“Luxury” is a subjective concept. These are the sorts of philosophical musings I find myself contemplating as I observe Chinese automaker BYD’s latest product, unveiled last week at the Guangzhou Auto Show, called the Destroyer 05.
Many would consider a Tesla Model 3 to be a luxury vehicle — even in spite of the company’s well-documented build quality inconsistencies — but might not hold the same opinion of a Ford F-150. Some F-150s are stripped down work trucks, sure, but others have diamond-quilted seats that can massage you, headliners made of suede and dashboards of leather. It walks like a duck; it quacks like a duck. To me, that’s a duck.
From the outside, the BYD Destroyer 05 looks like an amalgamation of the Hyundai Elantra and Ioniq (the boring one, not the slick Ioniq 5), with a bit of Chrysler 200 thrown in from the C-pillar back. It is, by all appearances, completely forgettable.
Under the sheet metal it all seems pretty dreary too, thanks to a hybrid powertrain producing a meager 110 horsepower, according to CarNewsChina. It’ll supposedly cost between just $18,000 for a low-end one, up to the mid-$23,000 mark for a more premium-appointed example. And yet it has a name inspired by a warship: Destroyer 05.
Inside, however, the Destroyer carries many of the trappings of a modern sedan that might cost twice the price. There are partial leather seats and a big honkin’ 15-inch touchscreen front and center console that may as well have been ripped from a current Tesla, flanked by a dashboard half lined in fabric. That display can rotate between landscape and portrait orientations. Hell, even the door handles look neat, in that they’re grab handles that sort of float out of their housings.
Dare I say, these are luxuries. And while I realize press images make everything look shiny and perfect, and that chances are good the Destroyer probably isn’t as well-screwed together as one of the cars it’s imitating, it nevertheless amazes me that such a car exists, that aims as high as this one does, for so little money. And that has the audacity to call itself by such a powerful name.
It’s not rocket science how BYD achieves this: a combination of extraordinarily cheap labor, government subsidies and a lack of regulatory hurdles are the secret sauce. That’s the same reason we don’t get other impossibly cheap yet impressive cars, like the $12,000 Hyundai Casper. BYD also has China’s manufacturing muscle on its side, where it never has to venture far to procure raw materials or parts.

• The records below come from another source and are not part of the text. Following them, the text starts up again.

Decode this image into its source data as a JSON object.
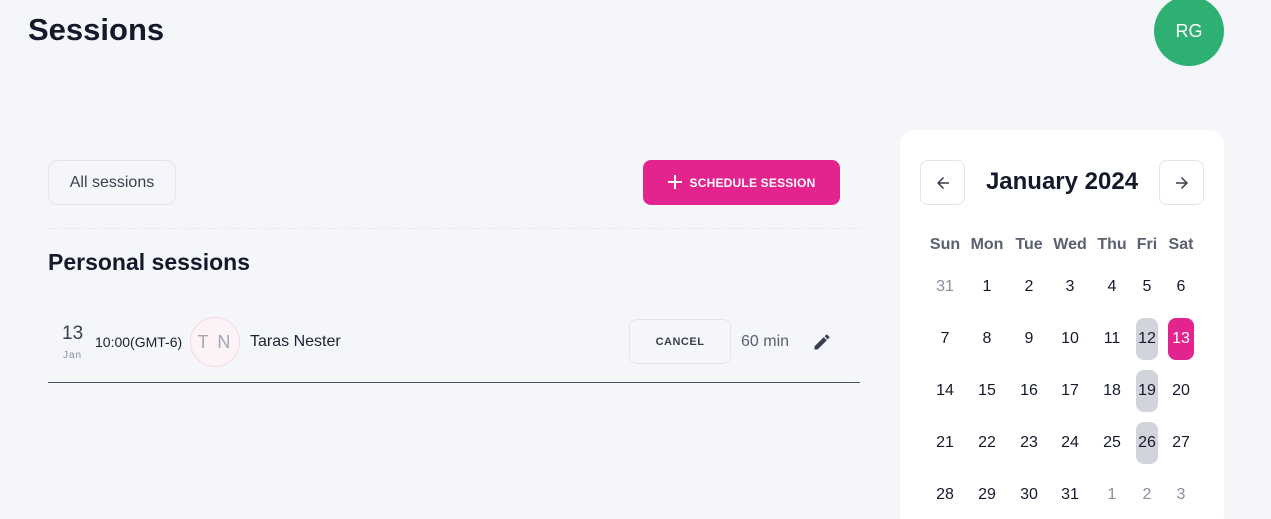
{
  "header": {
    "title": "Sessions",
    "avatar_initials": "RG",
    "avatar_color": "#2fb073"
  },
  "toolbar": {
    "filter_label": "All sessions",
    "schedule_label": "SCHEDULE SESSION",
    "accent_color": "#e3238e"
  },
  "section": {
    "title": "Personal sessions"
  },
  "session": {
    "day": "13",
    "month": "Jan",
    "time": "10:00(GMT-6)",
    "initials": "T N",
    "name": "Taras Nester",
    "cancel_label": "CANCEL",
    "duration": "60 min"
  },
  "calendar": {
    "month_label": "January 2024",
    "weekdays": [
      "Sun",
      "Mon",
      "Tue",
      "Wed",
      "Thu",
      "Fri",
      "Sat"
    ],
    "weeks": [
      [
        {
          "d": "31",
          "m": true
        },
        {
          "d": "1"
        },
        {
          "d": "2"
        },
        {
          "d": "3"
        },
        {
          "d": "4"
        },
        {
          "d": "5"
        },
        {
          "d": "6"
        }
      ],
      [
        {
          "d": "7"
        },
        {
          "d": "8"
        },
        {
          "d": "9"
        },
        {
          "d": "10"
        },
        {
          "d": "11"
        },
        {
          "d": "12",
          "hl": "grey"
        },
        {
          "d": "13",
          "hl": "pink"
        }
      ],
      [
        {
          "d": "14"
        },
        {
          "d": "15"
        },
        {
          "d": "16"
        },
        {
          "d": "17"
        },
        {
          "d": "18"
        },
        {
          "d": "19",
          "hl": "grey"
        },
        {
          "d": "20"
        }
      ],
      [
        {
          "d": "21"
        },
        {
          "d": "22"
        },
        {
          "d": "23"
        },
        {
          "d": "24"
        },
        {
          "d": "25"
        },
        {
          "d": "26",
          "hl": "grey"
        },
        {
          "d": "27"
        }
      ],
      [
        {
          "d": "28"
        },
        {
          "d": "29"
        },
        {
          "d": "30"
        },
        {
          "d": "31"
        },
        {
          "d": "1",
          "m": true
        },
        {
          "d": "2",
          "m": true
        },
        {
          "d": "3",
          "m": true
        }
      ]
    ]
  }
}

But much like its ill-fittingly belligerent name, there’s still something charmingly audacious about cars like the Destroyer. Adaptive cruise control, a screen that turns and cameras that reveal the view around you in 360 degrees, all for less than $24,000. That’s about what my Fiesta cost new, and it has a tenth of the tech the Destroyer does. I love my car, and I don’t need all those bells and whistles, but I’ll still look on in amazement at what car shoppers elsewhere in the world get to consider that we don’t.